PSMag: Mais c’est donc la peur qui nous réconforte avant de nous aspirer. C’est pas encore pire?

Yann Royer: D’où l’idée d’innovation du jeu, oui!

Le débat s’arrête ici, le temps que 2 cosplayers fassent irruption et que je fasse un bond de 15 mètres. Innsmouth et ses habitants, cela m’a toujours terrorisé.

On se précise encore 2 ou 3 choses, et je remercie chaque interlocuteur pour leur temps et leur analyse, qui ne manque pas d’impact pour l’interprétation de The Sinking City en premier lieu. De tout un genre en général!
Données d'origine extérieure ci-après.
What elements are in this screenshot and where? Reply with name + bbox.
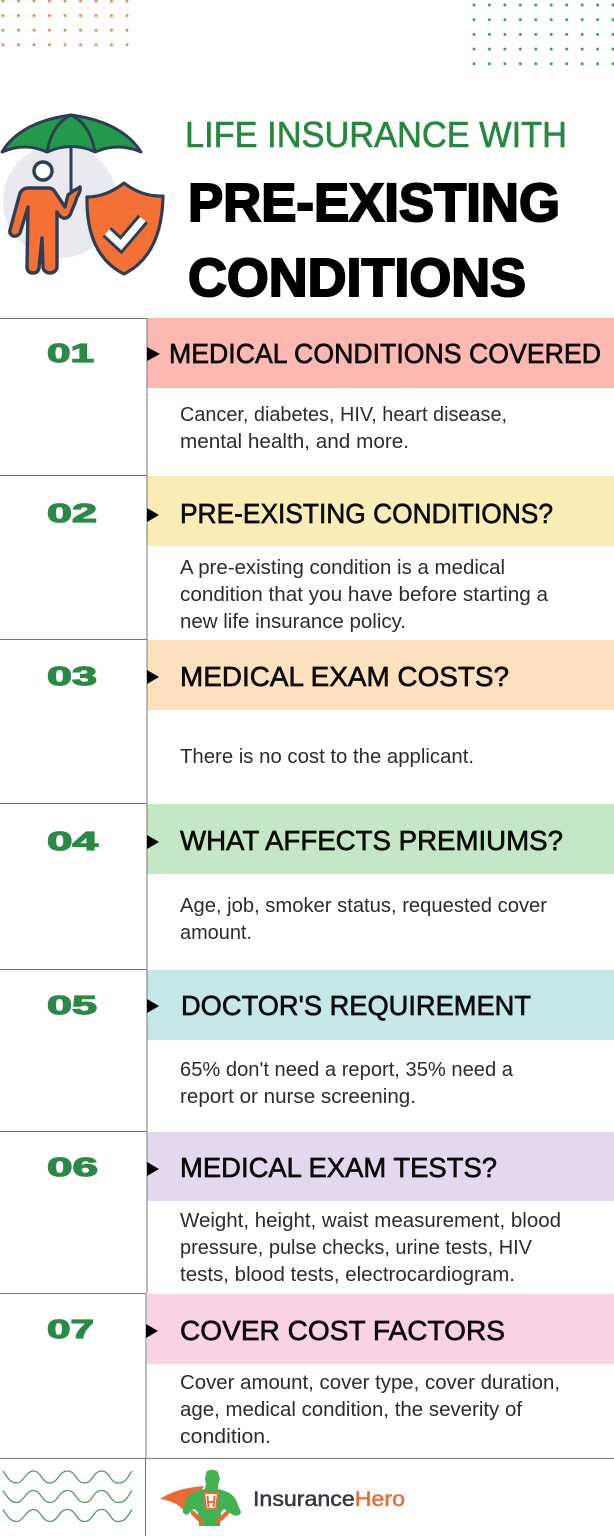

Evidemment, nous ne pouvons en rester là. Je recroise Amélie et lui demande si je peux échanger avec Andrès Ramirez. Parler à l’éditeur d’un jeu est toujours un atout non négligeable. Coup de bol, il est dans les parages. 

Nous nous isolons, histoire de fuir quelques temps le bruit ambiant. Puis place à une interview détendue, plus sur le ton de la discussion et cela nous semble parfait!

Et l’échange fut tout aussi plaisant, comme vous pouvez le constater…

 

 

“La surprise a été grande”

PSMag: Peux-tu nous présenter ton rôle?

Andrès Ramirez: Donc je suis chef produit chez Big Ben depuis bientôt 4 ans. Mon rôle, dans la partie marketing est de m’occuper d’un produit. Dès qu’il arrive chez nous, je l’analyse et je construis la stratégie marketing pour que le jeu sorte dans les meilleures conditions et touche son public. Très brièvement, je vais jouer beaucoup au jeu pour le tester et aussi le faire tester. Une fois qu’on a bien saisi l’essence du jeu, on met en place un plan de communication pour que nous soyons sûrs que les gens que nous ciblons entendent parler du jeu et reçoivent les messages que nous avons construits autour du jeu.

PSMag: Est-ce qu’il y a eu une grosse surprise quand il y a eu ce projet “The Sinking City” qui est arrivé sur la table? Le concept est quand même surprenant!

A.R: Carrément! Mon Boss, Benoît Clerc reçoit tous les événements de jeu. En effet, quand il y en a qui sort du lot, il le montre à l’équipe. C’est vrai que celui-là nous a très vite marqué parce que sa proposition artistique est très excitante, notamment en regardant les concept-arts de Frogwares, mais aussi par le côté décalé. En plus du travail réalisé sur Sherlock Holmes depuis de longues années.

Mais là c’était un autre univers, avec des aspects qu’on ne connaît pas de Frogwares comme le combat et l’exploration, un type de puzzle pas uniquement de type cérébral mais physique.

Ce challenge nous a botté car nous savions que le studio sait ce qu’il fait et qu’il le fait bien. 

Ensuite, nous sommes tous très fans de Lovecraft chez Big Ben. On joue au jeux de rôle dont Benoît Clerc est un ardent joueur.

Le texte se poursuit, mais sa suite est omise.